そのあとは、スーパースターが体を動かせるたびに凝視してしまっていた(役者陣には申し訳ないが、今日は許してください)
開演直前には、ちゃんとポケットの携帯電話の電源OFFを確認する姿も、なんだか妙に格好いいのがスーパースターならではのことだろう。
そして、芝居もとっても面白かったんだ。
スーパースターが来ているからなのかどうかは分からないけれど、今回のロングランも中盤を迎えて、芝居が躍動してきた感じがして、とっても面白かった。7回目にも関わらず新鮮で刺激的だった。
サッカーの試合で例えると、前半は様子を見ながらの停滞気味の攻防であったが、後半開始から一気に試合が動き始めるような、そんな感じ。
そんなこんなで、スーパースターとの夢の共有時間は終わりを迎えた。
ま、冷静に思うと、この距離がわしにとっては精一杯だ。これ以上近づいたら、きっとどうにかなってしまうと思う。
会話するなんて、トンデモナイ。無理無理。心臓止まる。
・・・何かの間違いで、すごく仲良くなって、なんでも話せる間柄になったとしても、絶対に言えないことがある。口に出しちゃいけないことがある。
それは、わしが、そのスーパースターの名曲中の名曲である『乾杯』をギターで弾き語るのが、高校のとき以来の持ちネタであるということだ。
「え?『乾杯』の弾き語りが何がいけないの?」と思われるだろう。
『乾杯』の弾き語り自体には問題ないのだ。むしろ、あんな名曲を歌い継ぐことはよいことでさえある。
弾き語るときの姿格好がよろしくないのだ。
なぜかというと、全裸だから。
ギターという楽器は不思議なもので、全裸の状態で演奏しても、大事な部分は見えないのだ。まったく、誰が考案したんだろう。
これがハーモニカだとすると全く困ってしまう。

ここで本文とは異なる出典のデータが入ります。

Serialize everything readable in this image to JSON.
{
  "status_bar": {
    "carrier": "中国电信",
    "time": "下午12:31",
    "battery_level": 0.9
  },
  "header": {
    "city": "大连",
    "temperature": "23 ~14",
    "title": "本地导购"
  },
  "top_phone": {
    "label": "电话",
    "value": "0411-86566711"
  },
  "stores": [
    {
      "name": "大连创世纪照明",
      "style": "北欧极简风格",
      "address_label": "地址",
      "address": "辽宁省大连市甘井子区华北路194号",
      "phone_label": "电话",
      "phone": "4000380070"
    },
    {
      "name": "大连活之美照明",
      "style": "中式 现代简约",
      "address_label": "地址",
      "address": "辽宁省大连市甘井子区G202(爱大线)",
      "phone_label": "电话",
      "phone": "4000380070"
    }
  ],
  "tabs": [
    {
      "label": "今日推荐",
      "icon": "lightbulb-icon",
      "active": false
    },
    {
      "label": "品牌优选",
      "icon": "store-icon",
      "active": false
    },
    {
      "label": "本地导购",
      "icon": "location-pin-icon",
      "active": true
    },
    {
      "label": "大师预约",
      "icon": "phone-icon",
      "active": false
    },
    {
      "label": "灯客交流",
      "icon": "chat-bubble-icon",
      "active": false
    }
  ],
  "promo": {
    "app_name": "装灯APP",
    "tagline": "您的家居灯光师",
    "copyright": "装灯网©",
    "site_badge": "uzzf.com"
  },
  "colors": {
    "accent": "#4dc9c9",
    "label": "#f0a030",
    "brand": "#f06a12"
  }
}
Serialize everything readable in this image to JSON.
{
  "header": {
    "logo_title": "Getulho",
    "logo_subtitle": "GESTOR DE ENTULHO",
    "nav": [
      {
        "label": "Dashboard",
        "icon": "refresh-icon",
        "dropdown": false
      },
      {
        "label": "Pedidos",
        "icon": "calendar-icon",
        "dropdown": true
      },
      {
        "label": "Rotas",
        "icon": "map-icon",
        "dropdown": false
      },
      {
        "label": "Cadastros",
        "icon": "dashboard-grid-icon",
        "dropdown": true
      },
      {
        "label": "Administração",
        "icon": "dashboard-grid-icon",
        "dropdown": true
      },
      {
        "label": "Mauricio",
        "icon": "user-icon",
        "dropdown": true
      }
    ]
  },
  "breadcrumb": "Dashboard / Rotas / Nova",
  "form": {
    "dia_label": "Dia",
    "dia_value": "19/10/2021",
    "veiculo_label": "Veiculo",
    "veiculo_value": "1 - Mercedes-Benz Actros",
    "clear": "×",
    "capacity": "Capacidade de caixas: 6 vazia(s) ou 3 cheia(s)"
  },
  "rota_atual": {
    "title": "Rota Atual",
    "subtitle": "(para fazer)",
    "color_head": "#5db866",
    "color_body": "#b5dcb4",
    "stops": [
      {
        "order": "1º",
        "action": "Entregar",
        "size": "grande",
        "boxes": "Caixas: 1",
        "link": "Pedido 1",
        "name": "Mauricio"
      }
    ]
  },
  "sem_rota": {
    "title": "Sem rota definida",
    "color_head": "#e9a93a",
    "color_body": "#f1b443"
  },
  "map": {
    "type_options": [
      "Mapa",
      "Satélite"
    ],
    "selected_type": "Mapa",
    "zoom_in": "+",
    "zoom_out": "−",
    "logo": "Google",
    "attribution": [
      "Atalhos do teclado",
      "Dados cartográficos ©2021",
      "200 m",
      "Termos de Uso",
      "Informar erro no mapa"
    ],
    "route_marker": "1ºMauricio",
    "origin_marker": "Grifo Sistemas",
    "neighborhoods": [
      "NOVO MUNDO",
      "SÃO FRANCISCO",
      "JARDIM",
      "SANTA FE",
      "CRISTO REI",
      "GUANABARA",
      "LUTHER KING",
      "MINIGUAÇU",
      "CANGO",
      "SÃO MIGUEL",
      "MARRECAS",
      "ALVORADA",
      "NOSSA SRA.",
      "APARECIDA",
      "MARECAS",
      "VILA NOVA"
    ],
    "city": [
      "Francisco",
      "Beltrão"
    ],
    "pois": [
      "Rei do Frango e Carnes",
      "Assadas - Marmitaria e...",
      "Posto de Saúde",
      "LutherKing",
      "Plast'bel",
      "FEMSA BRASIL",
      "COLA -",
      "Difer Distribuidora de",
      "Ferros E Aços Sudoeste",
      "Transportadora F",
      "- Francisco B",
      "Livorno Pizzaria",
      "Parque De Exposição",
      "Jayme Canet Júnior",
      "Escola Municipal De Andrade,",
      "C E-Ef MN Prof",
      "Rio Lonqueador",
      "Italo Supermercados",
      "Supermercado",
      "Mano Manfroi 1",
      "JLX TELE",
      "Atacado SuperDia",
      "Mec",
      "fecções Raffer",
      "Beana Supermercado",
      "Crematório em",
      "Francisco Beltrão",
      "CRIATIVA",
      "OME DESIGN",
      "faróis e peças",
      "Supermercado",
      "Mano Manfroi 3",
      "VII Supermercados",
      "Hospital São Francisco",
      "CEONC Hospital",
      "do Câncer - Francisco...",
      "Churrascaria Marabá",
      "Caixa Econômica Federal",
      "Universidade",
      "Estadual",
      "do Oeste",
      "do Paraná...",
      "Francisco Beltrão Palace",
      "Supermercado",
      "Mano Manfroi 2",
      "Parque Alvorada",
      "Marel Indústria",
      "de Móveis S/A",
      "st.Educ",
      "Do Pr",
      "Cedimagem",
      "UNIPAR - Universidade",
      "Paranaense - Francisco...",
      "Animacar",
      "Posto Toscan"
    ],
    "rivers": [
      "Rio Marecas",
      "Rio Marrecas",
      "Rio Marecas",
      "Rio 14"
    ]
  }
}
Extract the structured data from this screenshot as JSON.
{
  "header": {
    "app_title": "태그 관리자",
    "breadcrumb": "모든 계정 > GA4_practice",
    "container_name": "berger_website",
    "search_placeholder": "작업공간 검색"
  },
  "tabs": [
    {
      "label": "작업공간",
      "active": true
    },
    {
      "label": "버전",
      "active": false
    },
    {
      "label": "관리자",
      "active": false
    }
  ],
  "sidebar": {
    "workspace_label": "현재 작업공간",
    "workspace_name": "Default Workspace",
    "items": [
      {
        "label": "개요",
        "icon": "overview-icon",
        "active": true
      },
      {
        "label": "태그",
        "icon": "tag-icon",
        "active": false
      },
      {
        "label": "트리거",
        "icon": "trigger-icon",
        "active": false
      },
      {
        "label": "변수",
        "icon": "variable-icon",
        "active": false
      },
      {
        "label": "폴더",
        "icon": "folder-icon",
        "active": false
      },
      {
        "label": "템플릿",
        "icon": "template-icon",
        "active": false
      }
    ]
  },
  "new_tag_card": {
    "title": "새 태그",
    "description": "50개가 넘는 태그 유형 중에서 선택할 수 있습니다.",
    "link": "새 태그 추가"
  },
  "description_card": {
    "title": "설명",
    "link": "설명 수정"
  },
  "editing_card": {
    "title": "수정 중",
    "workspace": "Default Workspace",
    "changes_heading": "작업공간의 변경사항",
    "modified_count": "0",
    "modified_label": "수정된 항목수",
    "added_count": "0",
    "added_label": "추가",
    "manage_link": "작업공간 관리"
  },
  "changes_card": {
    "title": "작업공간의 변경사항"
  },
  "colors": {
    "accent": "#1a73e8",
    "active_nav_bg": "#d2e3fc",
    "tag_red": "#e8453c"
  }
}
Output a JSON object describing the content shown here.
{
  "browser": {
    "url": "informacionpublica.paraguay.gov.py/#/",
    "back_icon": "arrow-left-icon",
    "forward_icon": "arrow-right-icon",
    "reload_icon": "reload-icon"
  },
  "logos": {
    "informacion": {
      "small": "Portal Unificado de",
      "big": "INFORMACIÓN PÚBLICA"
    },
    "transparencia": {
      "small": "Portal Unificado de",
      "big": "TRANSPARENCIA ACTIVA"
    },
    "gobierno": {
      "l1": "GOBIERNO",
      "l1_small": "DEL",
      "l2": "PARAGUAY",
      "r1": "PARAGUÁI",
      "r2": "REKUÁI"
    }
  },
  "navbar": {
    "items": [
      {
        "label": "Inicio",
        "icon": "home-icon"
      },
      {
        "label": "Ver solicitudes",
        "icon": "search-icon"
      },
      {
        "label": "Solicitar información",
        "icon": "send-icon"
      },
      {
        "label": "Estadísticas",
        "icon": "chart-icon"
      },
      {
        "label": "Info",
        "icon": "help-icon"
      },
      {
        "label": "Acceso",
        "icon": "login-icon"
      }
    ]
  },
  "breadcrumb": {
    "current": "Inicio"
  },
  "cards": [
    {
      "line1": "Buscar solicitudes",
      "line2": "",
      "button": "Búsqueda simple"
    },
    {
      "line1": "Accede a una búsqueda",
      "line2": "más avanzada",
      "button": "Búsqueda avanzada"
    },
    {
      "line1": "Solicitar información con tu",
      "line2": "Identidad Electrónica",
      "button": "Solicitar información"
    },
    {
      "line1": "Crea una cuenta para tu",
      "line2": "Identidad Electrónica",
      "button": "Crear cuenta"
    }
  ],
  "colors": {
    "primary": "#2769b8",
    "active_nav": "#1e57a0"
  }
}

全裸の状態でハーモニカを演奏している姿など、想像するだけでひっくり返ってしまう。
わしは、この「フルチンギター」なる芸を高校時代に発明し、天才ギター少年の名を欲しいがままに頂いた。
その後、数々の結婚披露宴でも披露し、ほんの一握りの喝采と、圧倒的多数のヒンシュクを浴びてきた。
これだけは言えない。口が裂けても言えない。
わしも今年で33歳。この芸は封印した(はず)。